Re: Deprecating and removing SLOB
From: Damien Le Moal
Date: Sun Nov 20 2022 - 23:31:27 EST
On 11/17/22 02:51, Vlastimil Babka wrote:
> On 11/15/22 05:24, Damien Le Moal wrote:
>> On 11/14/22 23:47, Hyeonggon Yoo wrote:
>>> On Mon, Nov 14, 2022 at 08:35:31PM +0900, Damien Le Moal wrote:
>>>> On 11/14/22 18:36, Vlastimil Babka wrote:
>>>>> On 11/14/22 06:48, Damien Le Moal wrote:
>>>>>> On 11/14/22 10:55, Damien Le Moal wrote:
>>>>>>> On 11/12/22 05:46, Conor Dooley wrote:
>>>>>>>> On Fri, Nov 11, 2022 at 11:33:30AM +0100, Vlastimil Babka wrote:
>>>>>>>>> On 11/8/22 22:44, Pasha Tatashin wrote:
>>>>>>>>>> On Tue, Nov 8, 2022 at 10:55 AM Vlastimil Babka <vbabka@xxxxxxx> wrote:
>>>>>>>>>>>
>>>>>>>>>>> Hi,
>>>>>>>>>>>
>>>>>>>>>>> as we all know, we currently have three slab allocators. As we discussed
>>>>>>>>>>> at LPC [1], it is my hope that one of these allocators has a future, and
>>>>>>>>>>> two of them do not.
>>>>>>>>>>>
>>>>>>>>>>> The unsurprising reasons include code maintenance burden, other features
>>>>>>>>>>> compatible with only a subset of allocators (or more effort spent on the
>>>>>>>>>>> features), blocking API improvements (more on that below), and my
>>>>>>>>>>> inability to pronounce SLAB and SLUB in a properly distinguishable way,
>>>>>>>>>>> without resorting to spelling out the letters.
>>>>>>>>>>>
>>>>>>>>>>> I think (but may be proven wrong) that SLOB is the easier target of the
>>>>>>>>>>> two to be removed, so I'd like to focus on it first.
>>>>>>>>>>>
>>>>>>>>>>> I believe SLOB can be removed because:
>>>>>>>>>>>
>>>>>>>>>>> - AFAIK nobody really uses it? It strives for minimal memory footprint
>>>>>>>>>>> by putting all objects together, which has its CPU performance costs
>>>>>>>>>>> (locking, lack of percpu caching, searching for free space...). I'm not
>>>>>>>>>>> aware of any "tiny linux" deployment that opts for this. For example,
>>>>>>>>>>> OpenWRT seems to use SLUB and the devices these days have e.g. 128MB
>>>>>>>>>>> RAM, not up to 16 MB anymore. I've heard anecdotes that the performance
>>>>>>>>>>> SLOB impact is too much for those who tried. Googling for
>>>>>>>>>>> "CONFIG_SLOB=y" yielded nothing useful.
>>>>>>>>>>
>>>>>>>>>> I am all for removing SLOB.
>>>>>>>>>>
>>>>>>>>>> There are some devices with configs where SLOB is enabled by default.

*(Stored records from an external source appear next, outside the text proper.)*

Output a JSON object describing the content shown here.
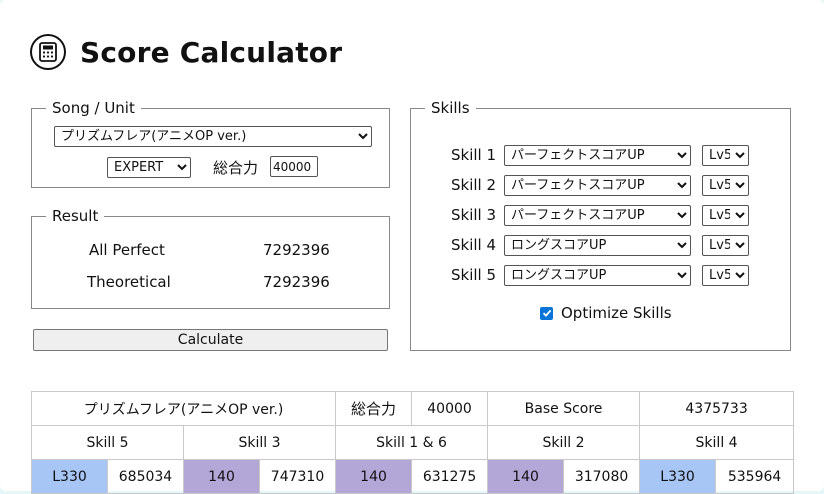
{
  "app": {
    "title": "Score Calculator",
    "logo_icon": "calculator-icon"
  },
  "song_unit": {
    "legend": "Song / Unit",
    "song_selected": "プリズムフレア(アニメOP ver.)",
    "difficulty_selected": "EXPERT",
    "power_label": "総合力",
    "power_value": "40000"
  },
  "result": {
    "legend": "Result",
    "rows": [
      {
        "label": "All Perfect",
        "value": "7292396"
      },
      {
        "label": "Theoretical",
        "value": "7292396"
      }
    ]
  },
  "calculate_label": "Calculate",
  "skills": {
    "legend": "Skills",
    "rows": [
      {
        "label": "Skill 1",
        "skill": "パーフェクトスコアUP",
        "level": "Lv5"
      },
      {
        "label": "Skill 2",
        "skill": "パーフェクトスコアUP",
        "level": "Lv5"
      },
      {
        "label": "Skill 3",
        "skill": "パーフェクトスコアUP",
        "level": "Lv5"
      },
      {
        "label": "Skill 4",
        "skill": "ロングスコアUP",
        "level": "Lv5"
      },
      {
        "label": "Skill 5",
        "skill": "ロングスコアUP",
        "level": "Lv5"
      }
    ],
    "optimize_label": "Optimize Skills",
    "optimize_checked": true
  },
  "summary_table": {
    "song": "プリズムフレア(アニメOP ver.)",
    "power_label": "総合力",
    "power_value": "40000",
    "base_label": "Base Score",
    "base_value": "4375733",
    "order": [
      {
        "name": "Skill 5",
        "tag": "L330",
        "tag_color": "#a7c5f5",
        "score": "685034"
      },
      {
        "name": "Skill 3",
        "tag": "140",
        "tag_color": "#b3a7d8",
        "score": "747310"
      },
      {
        "name": "Skill 1 & 6",
        "tag": "140",
        "tag_color": "#b3a7d8",
        "score": "631275"
      },
      {
        "name": "Skill 2",
        "tag": "140",
        "tag_color": "#b3a7d8",
        "score": "317080"
      },
      {
        "name": "Skill 4",
        "tag": "L330",
        "tag_color": "#a7c5f5",
        "score": "535964"
      }
    ]
  }
}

>>>>>>>>>> Perhaps, the owners/maintainers of those devices/configs should be
>>>>>>>>>> included into this thread:
>>>>>>>>>>
>>>>>>>>>> tatashin@soleen:~/x/linux$ git grep SLOB=y
>>>>>>>>
>>>>>>>>>> arch/riscv/configs/nommu_k210_defconfig:CONFIG_SLOB=y
>>>>>>>>>> arch/riscv/configs/nommu_k210_sdcard_defconfig:CONFIG_SLOB=y
>>>>>>>>>> arch/riscv/configs/nommu_virt_defconfig:CONFIG_SLOB=y
>>>>>>>>
>>>>>>>>>
>>>>>>>>> Turns out that since SLOB depends on EXPERT, many of those lack it so
>>>>>>>>> running make defconfig ends up with SLUB anyway, unless I miss something.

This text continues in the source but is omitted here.